Due to the recent unfortunate injuries of Camille LeNoir and my fellow freshman Jacki Gemelos, the coaches put me up to the task of learning the point guard position. With a great mentor like Jamie Hagiya, who has taken me under her wing, I feel confident that I can step up and help the team.

Classes officially started on Monday, August 21, which happened to be the second to last day of the Point Guard College. PGC is definitely one of the best basketball camps in the nation. So Jamie and I packed our bags and set off for Pomona the weekend before school. Despite having no idea as to what we were getting ourselves into, we were sure eager to find out.

Right off the bat we sat through a two and a half hour classroom session conducted by the head of the camp, Dena Evans. Coach D commands respect instantly by the amount of knowledge she has of the game. I can't even count the times she made a statement and I thought to myself, 'Wow, that's exactly right,' or, 'Yeah, the defense does do that.' Everything that came out of her mouth made perfect sense, and right away I had a better understanding of the game.

The word 'college' is a part of their camp title for a reason. I took about four pages of notes at every classroom session, and then got to apply what we had learned when we got to the gym. We woke up every morning at 7, had three classroom sessions and three basketball sessions with food in between, and went to bed around 12:30 a.m.

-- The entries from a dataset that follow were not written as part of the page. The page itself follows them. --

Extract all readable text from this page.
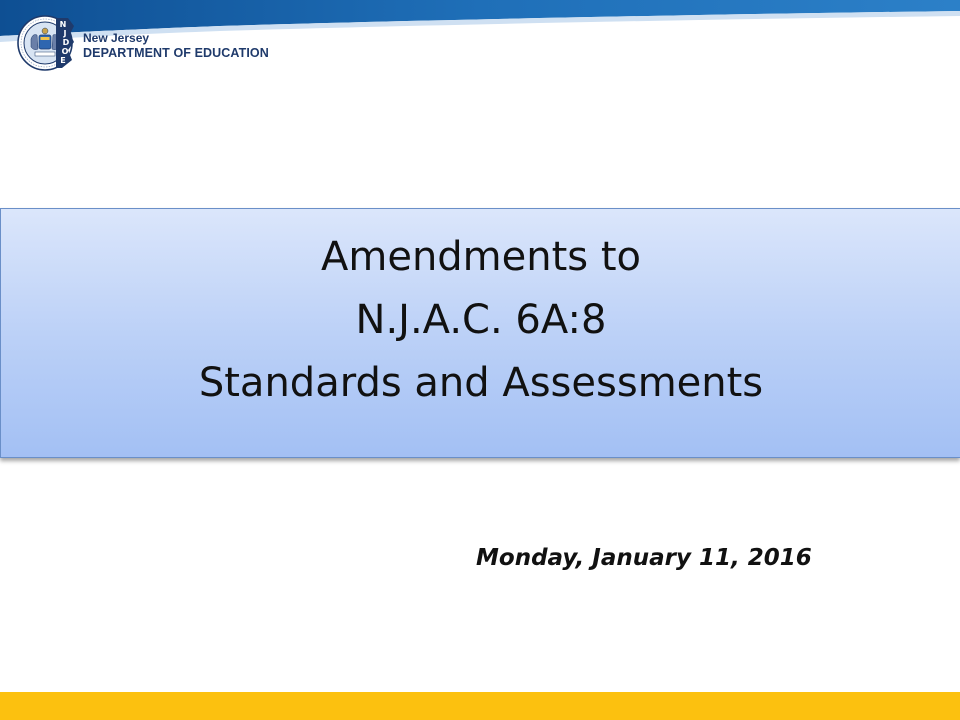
N
J
D
O
E
New Jersey
DEPARTMENT OF EDUCATION
Amendments to
N.J.A.C. 6A:8
Standards and Assessments
Monday, January 11, 2016
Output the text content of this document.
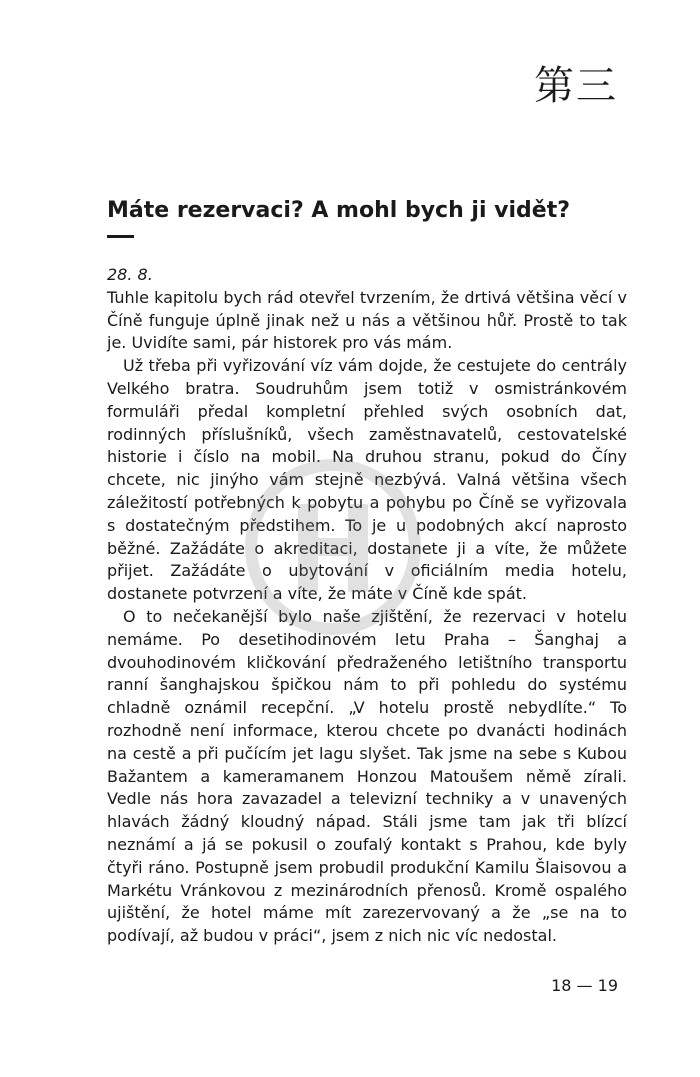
第三
Máte rezervaci? A mohl bych ji vidět?
28. 8.

Tuhle kapitolu bych rád otevřel tvrzením, že drtivá většina věcí v Číně funguje úplně jinak než u nás a většinou hůř. Prostě to tak je. Uvidíte sami, pár historek pro vás mám.

Už třeba při vyřizování víz vám dojde, že cestujete do centrály Velkého bratra. Soudruhům jsem totiž v osmistránkovém formuláři předal kompletní přehled svých osobních dat, rodinných příslušníků, všech zaměstnavatelů, cestovatelské historie i číslo na mobil. Na druhou stranu, pokud do Číny chcete, nic jinýho vám stejně nezbývá. Valná většina všech záležitostí potřebných k pobytu a pohybu po Číně se vyřizovala s dostatečným předstihem. To je u podobných akcí naprosto běžné. Zažádáte o akreditaci, dostanete ji a víte, že můžete přijet. Zažádáte o ubytování v oficiálním media hotelu, dostanete potvrzení a víte, že máte v Číně kde spát.

O to nečekanější bylo naše zjištění, že rezervaci v hotelu nemáme. Po desetihodinovém letu Praha – Šanghaj a dvouhodinovém kličkování předraženého letištního transportu ranní šanghajskou špičkou nám to při pohledu do systému chladně oznámil recepční. „V hotelu prostě nebydlíte.“ To rozhodně není informace, kterou chcete po dvanácti hodinách na cestě a při pučícím jet lagu slyšet. Tak jsme na sebe s Kubou Bažantem a kameramanem Honzou Matoušem němě zírali. Vedle nás hora zavazadel a televizní techniky a v unavených hlavách žádný kloudný nápad. Stáli jsme tam jak tři blízcí neznámí a já se pokusil o zoufalý kontakt s Prahou, kde byly čtyři ráno. Postupně jsem probudil produkční Kamilu Šlaisovou a Markétu Vránkovou z mezinárodních přenosů. Kromě ospalého ujištění, že hotel máme mít zarezervovaný a že „se na to podívají, až budou v práci“, jsem z nich nic víc nedostal.

18 — 19
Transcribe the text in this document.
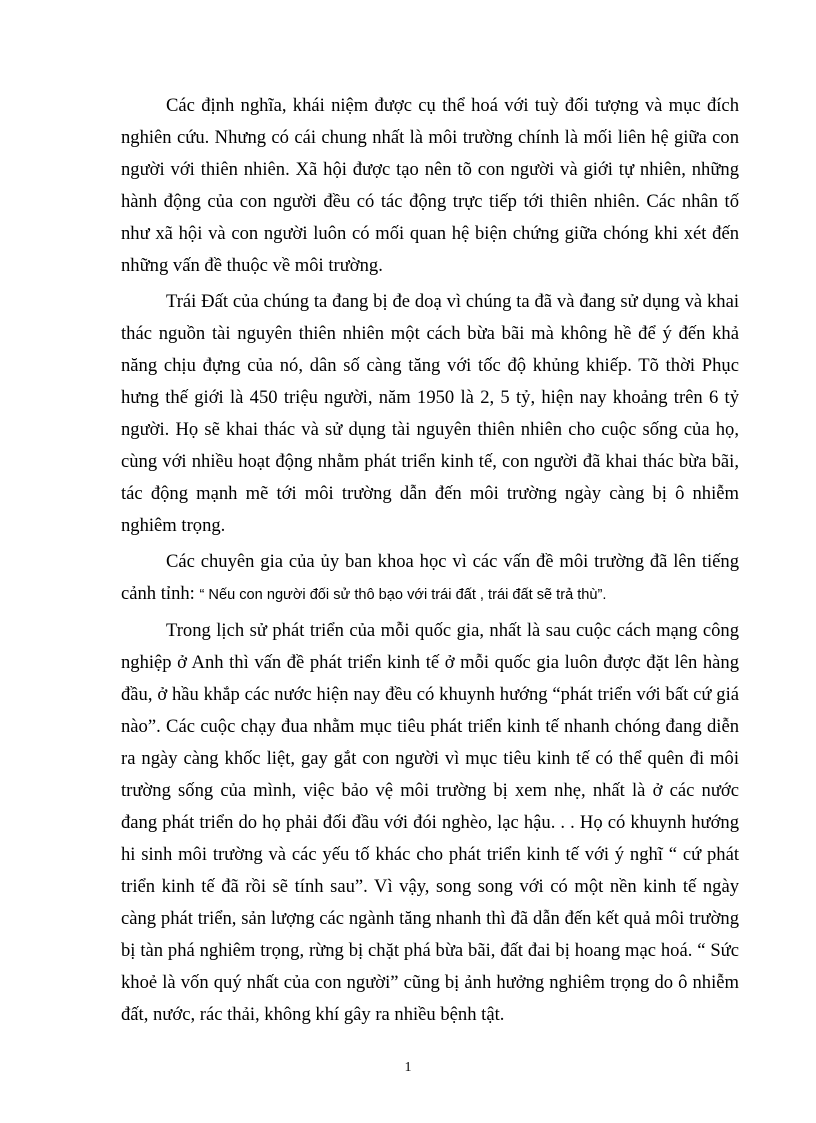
Các định nghĩa, khái niệm được cụ thể hoá với tuỳ đối tượng và mục đích nghiên cứu. Nhưng có cái chung nhất là môi trường chính là mối liên hệ giữa con người với thiên nhiên. Xã hội được tạo nên tõ con người và giới tự nhiên, những hành động của con người đều có tác động trực tiếp tới thiên nhiên. Các nhân tố như xã hội và con người luôn có mối quan hệ biện chứng giữa chóng khi xét đến những vấn đề thuộc về môi trường.

Trái Đất của chúng ta đang bị đe doạ vì chúng ta đã và đang sử dụng và khai thác nguồn tài nguyên thiên nhiên một cách bừa bãi mà không hề để ý đến khả năng chịu đựng của nó, dân số càng tăng với tốc độ khủng khiếp. Tõ thời Phục hưng thế giới là 450 triệu người, năm 1950 là 2, 5 tỷ, hiện nay khoảng trên 6 tỷ người. Họ sẽ khai thác và sử dụng tài nguyên thiên nhiên cho cuộc sống của họ, cùng với nhiều hoạt động nhằm phát triển kinh tế, con người đã khai thác bừa bãi, tác động mạnh mẽ tới môi trường dẫn đến môi trường ngày càng bị ô nhiễm nghiêm trọng.

Các chuyên gia của ủy ban khoa học vì các vấn đề môi trường đã lên tiếng cảnh tỉnh: “ Nếu con người đối sử thô bạo với trái đất , trái đất sẽ trả thù”.

Trong lịch sử phát triển của mỗi quốc gia, nhất là sau cuộc cách mạng công nghiệp ở Anh thì vấn đề phát triển kinh tế ở mỗi quốc gia luôn được đặt lên hàng đầu, ở hầu khắp các nước hiện nay đều có khuynh hướng “phát triển với bất cứ giá nào”. Các cuộc chạy đua nhằm mục tiêu phát triển kinh tế nhanh chóng đang diễn ra ngày càng khốc liệt, gay gắt con người vì mục tiêu kinh tế có thể quên đi môi trường sống của mình, việc bảo vệ môi trường bị xem nhẹ, nhất là ở các nước đang phát triển do họ phải đối đầu với đói nghèo, lạc hậu. . . Họ có khuynh hướng hi sinh môi trường và các yếu tố khác cho phát triển kinh tế với ý nghĩ “ cứ phát triển kinh tế đã rồi sẽ tính sau”. Vì vậy, song song với có một nền kinh tế ngày càng phát triển, sản lượng các ngành tăng nhanh thì đã dẫn đến kết quả môi trường bị tàn phá nghiêm trọng, rừng bị chặt phá bừa bãi, đất đai bị hoang mạc hoá. “ Sức khoẻ là vốn quý nhất của con người” cũng bị ảnh hưởng nghiêm trọng do ô nhiễm đất, nước, rác thải, không khí gây ra nhiều bệnh tật.

1
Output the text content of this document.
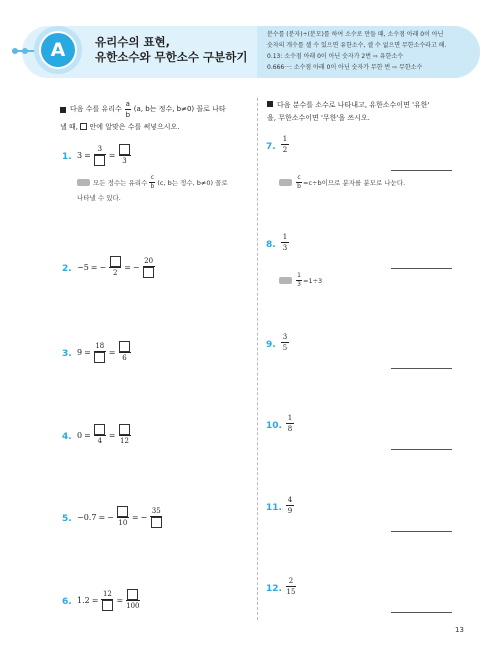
A	유리수의 표현,
유한소수와 무한소수 구분하기
분수를 (분자)÷(분모)를 하여 소수로 만들 때, 소수점 아래 0이 아닌
숫자의 개수를 셀 수 있으면 유한소수, 셀 수 없으면 무한소수라고 해.
0.13: 소수점 아래 0이 아닌 숫자가 2번 ⇨ 유한소수
0.666···: 소수점 아래 0이 아닌 숫자가 무한 번 ⇨ 무한소수
다음 수를 유리수 $\frac{a}{b} (a$, b는 정수, b≠0) 꼴로 나타
낼 때, 안에 알맞은 수를 써넣으시오.
1. 3 =
3
=
3
모든 정수는 유리수 $\frac{c}{b} (c$, b는 정수, b≠0) 꼴로
나타낼 수 있다.
2. −5 = −
2
= −
20
3. 9 =
18
=
6
4. 0 =
4
=
12
5. −0.7 = −
10
= −
35
6. 1.2 =
12
=
100
다음 분수를 소수로 나타내고, 유한소수이면 '유한'
을, 무한소수이면 '무한'을 쓰시오.
7. $\frac{1}{2}$
$\frac{c}{b} =c\div b$이므로 분자를 분모로 나눈다.
8. $\frac{1}{3}$
$\frac{1}{3} =1\div 3$
9. $\frac{3}{5}$
10. $\frac{1}{8}$
11. $\frac{4}{9}$
12. $\frac{2}{15}$
13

A goal of the camp was to learn how to be a better point guard, which meant stepping out of our comfort zones and becoming great leaders. One thing you must understand is that the coaches never told us everything we had to do, they merely gave us guidelines to follow. Every time we stepped foot in the gym, it was on us to organize the groups for a drill called 'SCHAPE shooting.' The term 'SCHAPE' stands for the six intangibles of the game: Spirit, Communication, Hustle, Approach, Precision, and Enhancement. Every time we heard the word we knew we needed to raise the energy level of the gym. This was achieved by talking, encouraging others, using names and using rhythm claps. As the camp went on and we continued to do these sorts of drills, I found myself becoming way more comfortable with my voice, and the effect it had on others. I saw that my teammates were responding to how I said things, both negatively and positively. One of the coaches at the camp told me for every one negative thing you say to a teammate; it will take about seven positive comments to make up for the earlier one. That statistic at first seemed a little far-fetched, but being thrown into situations where the point was to get you frustrated, I experienced its truth first hand.

I had taken roughly 30 pages of notes by the end of camp, and on top of that, I had to take notes at my first two days of college at USC. I learned more in the camp's five days than I could have learned anywhere else, and I can't wait until I get to apply it all in practice and games at SC. I want to thank Coach Dena Evans and her staff for the opportunity, and just say that this season is going to be a special one. We are going to do everything possible to make sure we send these seniors out on a high note. So keep up with your Women of Troy.

Special shout out goes out to Coach D, Coach Boucek, and of course, Coach Farmer. Thanks for teaching me so much.